For the last few months, while the weather has been hot, I have been cycling and jogging along the River Lea, starting off from Springfield Park and navigating through there through Walthamstow Marshes, though the Lee Valley, through Hackney Marshes, and all the way to Hackney Wick. Sometimes I’ll even go the other way, down to Tottenham Marshes and Tottenham Hale. All these ‘marshes’ were drained a while ago, so they’re actually more like fields, providing a much-needed source of calm and green in the area. It’s made me become more interested in just how much London is intersected with canals and rivers (other than the main one, of course – the Thames), and how it’s affected the topography of London.

The River Lea has always been there, a constant feature of my life growing up in this area of London. Its name possibly comes from the old Celtic word for ‘bright’, ‘lug’, though there are other, competing claims. When England was ruled under Danelaw, sometime in the 800-900s, it was used as part of the Danelaw boundary. Meanwhile, cities and areas of London owe their etymology to the river: think of Leagrave, Luton, Leyton, and Leamouth, all variants of Old Anglo-Saxon signifiers of an area near the river Lea.

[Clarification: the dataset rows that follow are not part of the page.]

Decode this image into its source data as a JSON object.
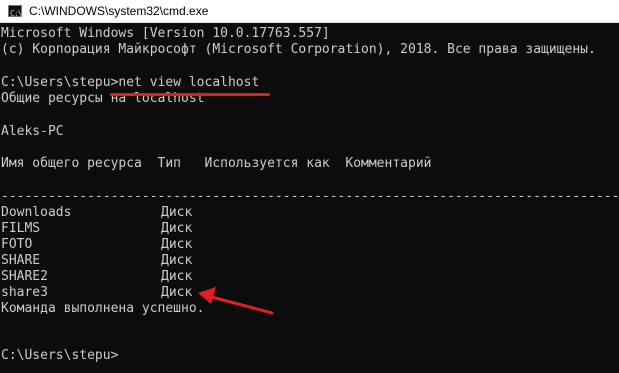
{
  "window": {
    "title": "C:\\WINDOWS\\system32\\cmd.exe",
    "icon": "cmd-icon"
  },
  "console": {
    "header": [
      "Microsoft Windows [Version 10.0.17763.557]",
      "(c) Корпорация Майкрософт (Microsoft Corporation), 2018. Все права защищены."
    ],
    "prompt1": {
      "path": "C:\\Users\\stepu>",
      "command": "net view localhost"
    },
    "resources_title": "Общие ресурсы на localhost",
    "host": "Aleks-PC",
    "columns_header": "Имя общего ресурса  Тип   Используется как  Комментарий",
    "separator": "--------------------------------------------------------------------------------",
    "shares": [
      {
        "name": "Downloads",
        "type": "Диск"
      },
      {
        "name": "FILMS",
        "type": "Диск"
      },
      {
        "name": "FOTO",
        "type": "Диск"
      },
      {
        "name": "SHARE",
        "type": "Диск"
      },
      {
        "name": "SHARE2",
        "type": "Диск"
      },
      {
        "name": "share3",
        "type": "Диск"
      }
    ],
    "status": "Команда выполнена успешно.",
    "prompt2": "C:\\Users\\stepu>"
  },
  "colors": {
    "console_bg": "#0c0c0c",
    "console_fg": "#cccccc",
    "annotation": "#e11e24",
    "titlebar_bg": "#ffffff"
  }
}
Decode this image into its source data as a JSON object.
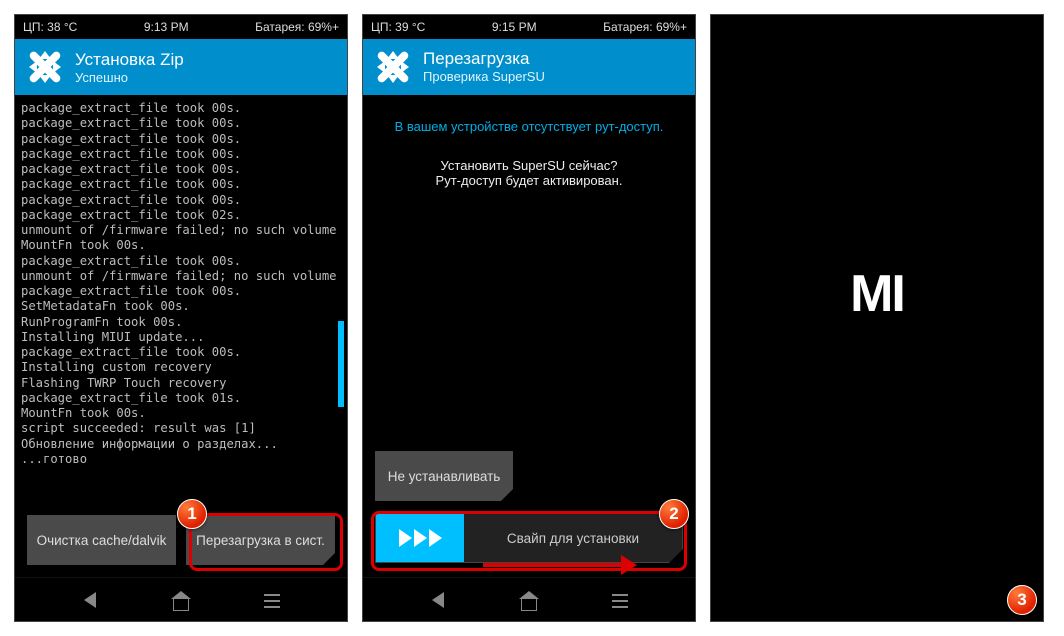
{
  "phone1": {
    "status": {
      "cpu": "ЦП: 38 °C",
      "time": "9:13 PM",
      "battery": "Батарея: 69%+"
    },
    "title": "Установка Zip",
    "subtitle": "Успешно",
    "terminal": "package_extract_file took 00s.\npackage_extract_file took 00s.\npackage_extract_file took 00s.\npackage_extract_file took 00s.\npackage_extract_file took 00s.\npackage_extract_file took 00s.\npackage_extract_file took 00s.\npackage_extract_file took 02s.\nunmount of /firmware failed; no such volume\nMountFn took 00s.\npackage_extract_file took 00s.\nunmount of /firmware failed; no such volume\npackage_extract_file took 00s.\nSetMetadataFn took 00s.\nRunProgramFn took 00s.\nInstalling MIUI update...\npackage_extract_file took 00s.\nInstalling custom recovery\nFlashing TWRP Touch recovery\npackage_extract_file took 01s.\nMountFn took 00s.\nscript succeeded: result was [1]\nОбновление информации о разделах...\n...готово",
    "btn_wipe": "Очистка cache/dalvik",
    "btn_reboot": "Перезагрузка в сист."
  },
  "phone2": {
    "status": {
      "cpu": "ЦП: 39 °C",
      "time": "9:15 PM",
      "battery": "Батарея: 69%+"
    },
    "title": "Перезагрузка",
    "subtitle": "Проверика SuperSU",
    "msg_noroot": "В вашем устройстве отсутствует рут-доступ.",
    "msg_q": "Установить SuperSU сейчас?",
    "msg_info": "Рут-доступ будет активирован.",
    "btn_noinstall": "Не устанавливать",
    "swipe_label": "Свайп для установки"
  },
  "badges": {
    "b1": "1",
    "b2": "2",
    "b3": "3"
  },
  "mi": "MI"
}
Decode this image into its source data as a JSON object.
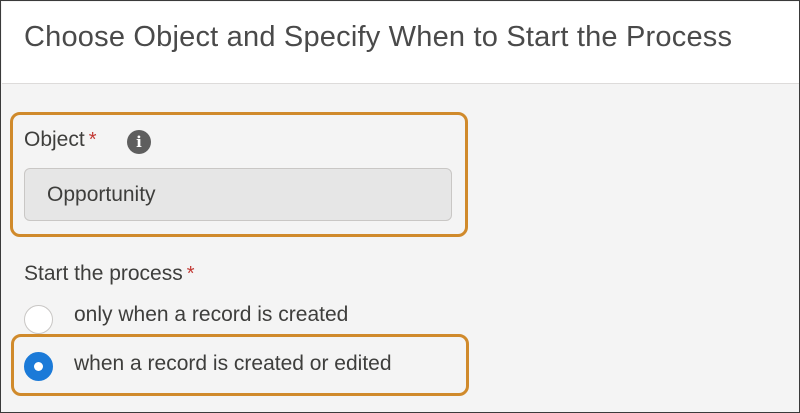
{
  "header": {
    "title": "Choose Object and Specify When to Start the Process"
  },
  "object": {
    "label": "Object",
    "required_marker": "*",
    "info_icon": "info-icon",
    "value": "Opportunity"
  },
  "start": {
    "label": "Start the process",
    "required_marker": "*",
    "options": [
      {
        "label": "only when a record is created",
        "selected": false
      },
      {
        "label": "when a record is created or edited",
        "selected": true
      }
    ]
  },
  "colors": {
    "highlight": "#d08a2b",
    "required": "#c23934",
    "radio_selected": "#1b7ad8"
  }
}
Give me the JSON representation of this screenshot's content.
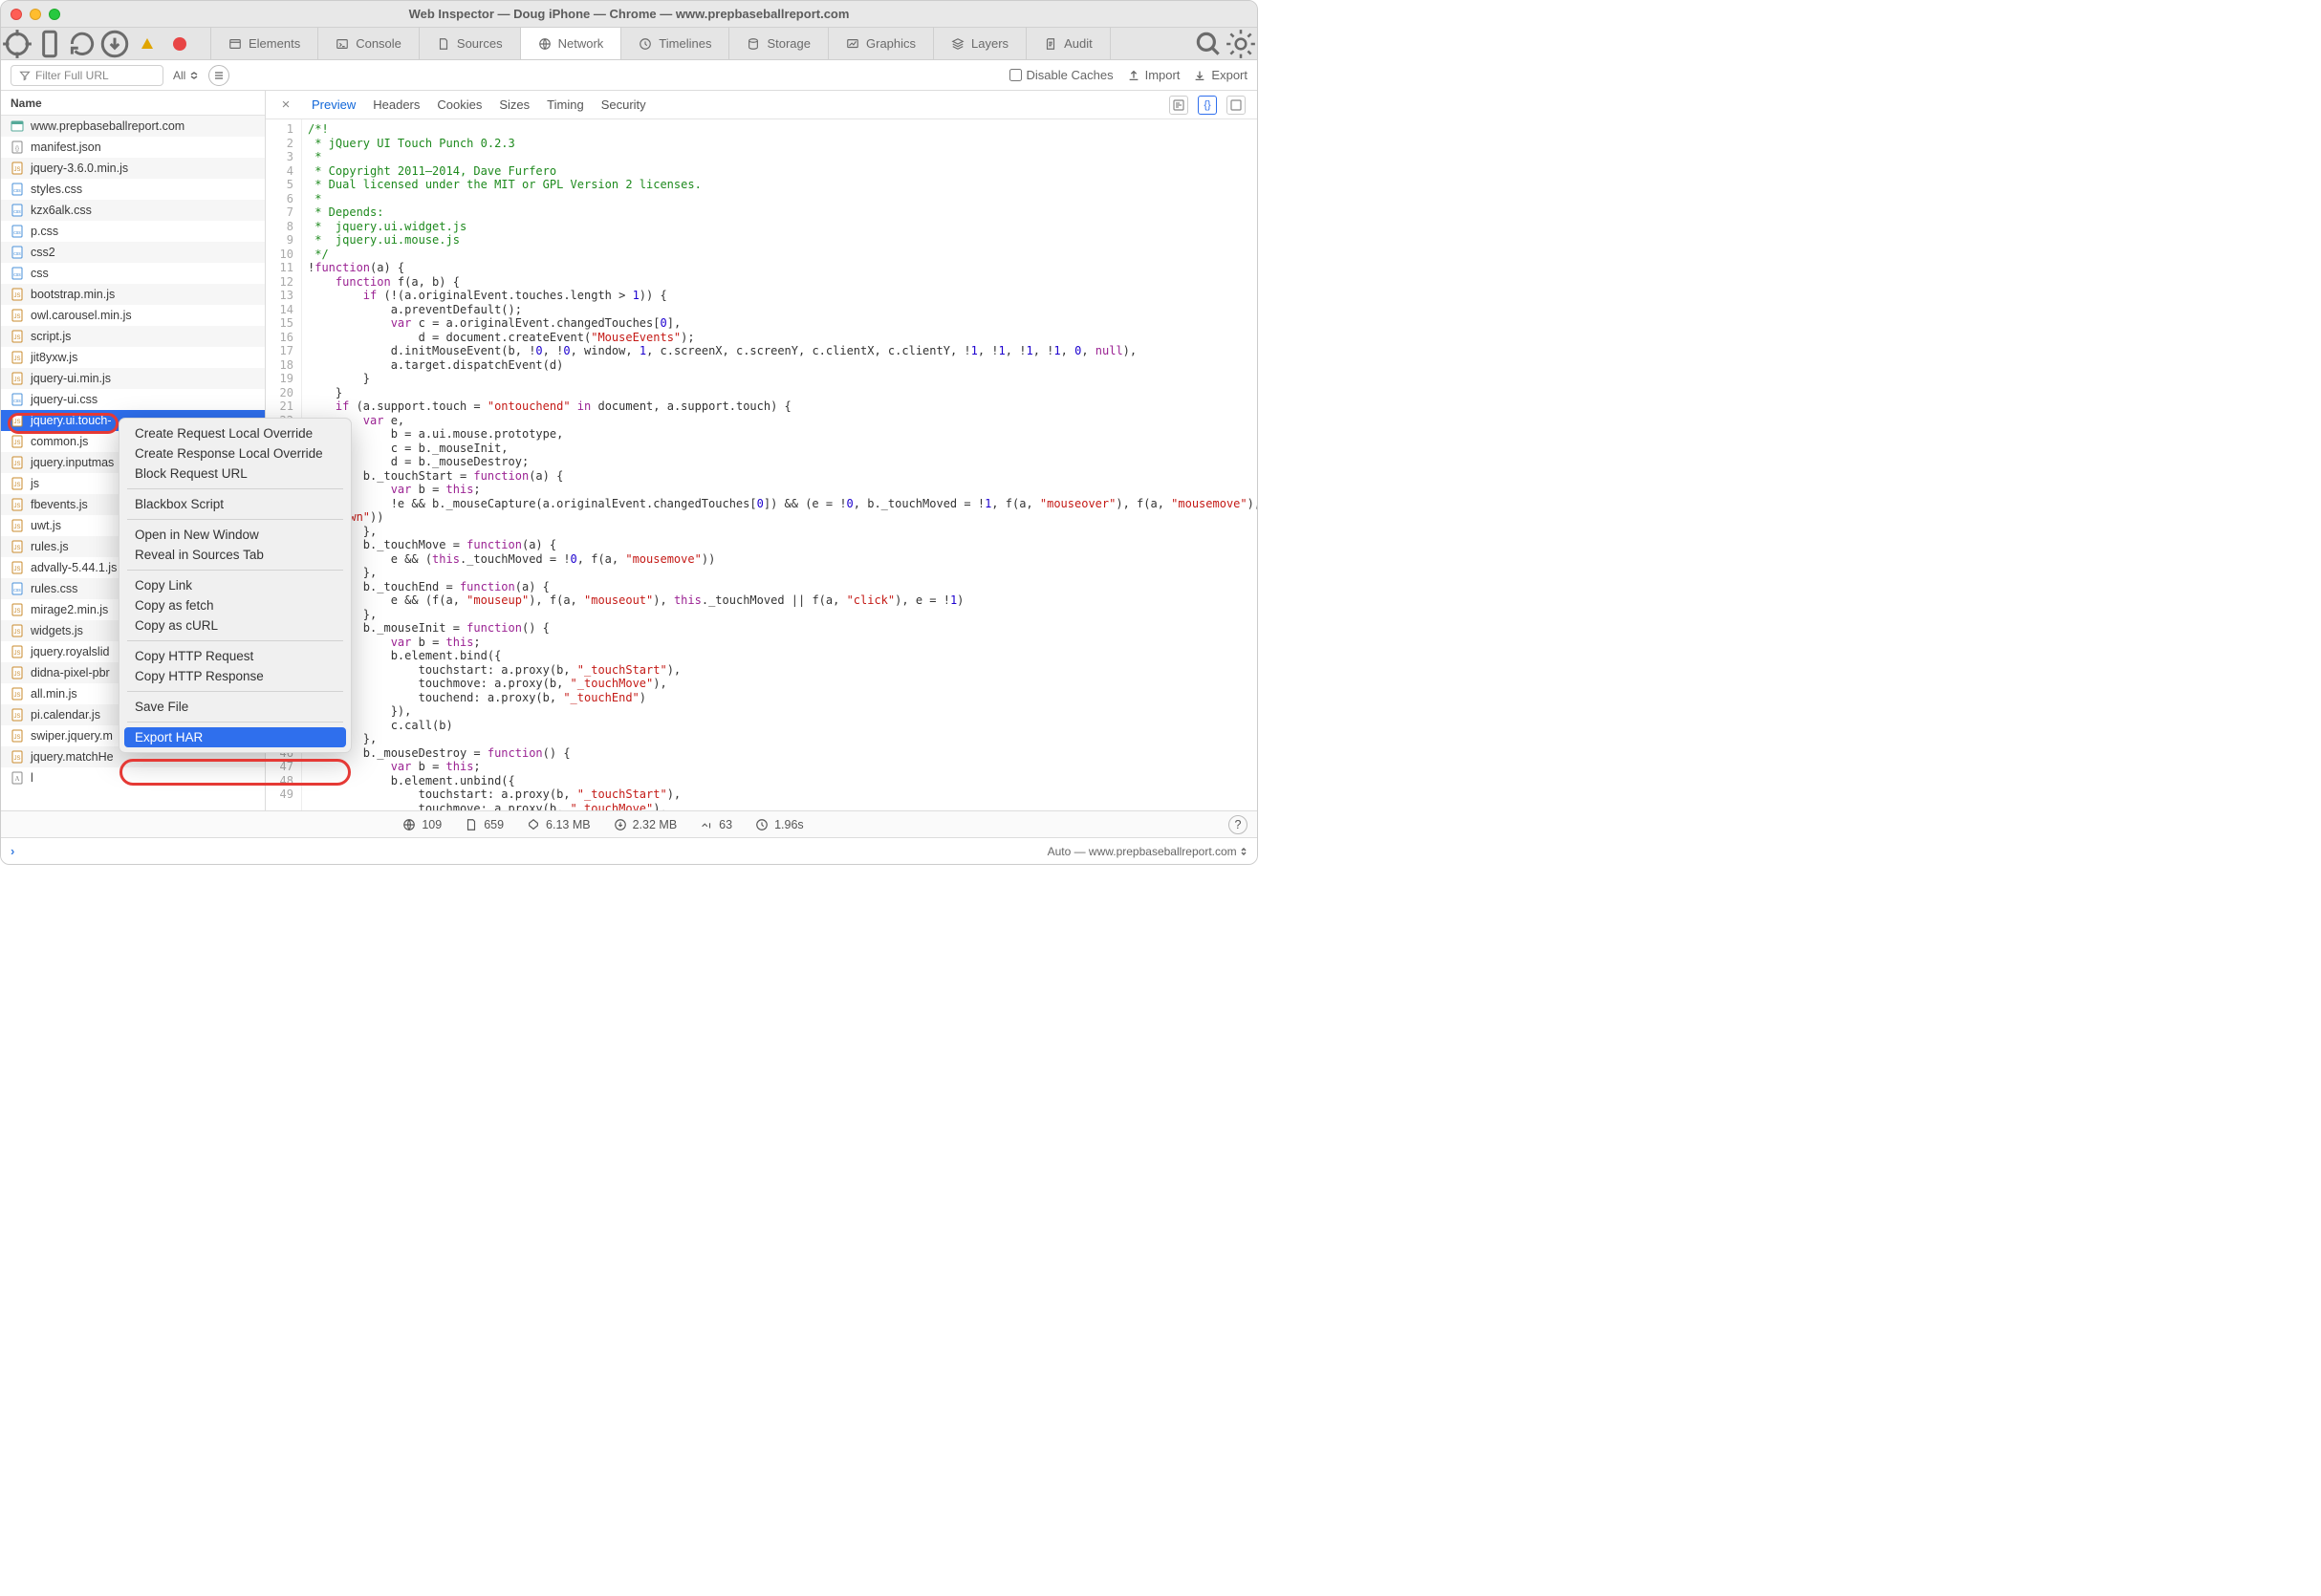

It begins all the way from the Chiltern Hills and winds its way through Hertfordshire and its various towns, before entering London via Enfield Lock (again a reference to the river), just beyond Waltham Abbey. From there it navigates through all the places familiar to me: Edmonton, Chingford, Tottenham, Walthamstow, Upper Clapton (right near Stamford Hill), Leyton…and Hackney Wick, which is where I’ll usually finish. Along the way, I pass pubs overlooking the river and hundreds of moored barges, many with people living in them; some sell drinks, some are full of people playing music; some even sell books.
But the Lea carries on beyond the Wick, winding right around the Olympics site in Stratford and through Fish Island, Bromley-by-Bow, Poplar, Canning Town, and Leamouth. There, its work done, the river terminates at Bow Creek, running eventually into the Thames. One day, I’ll attempt to cycle the full distance.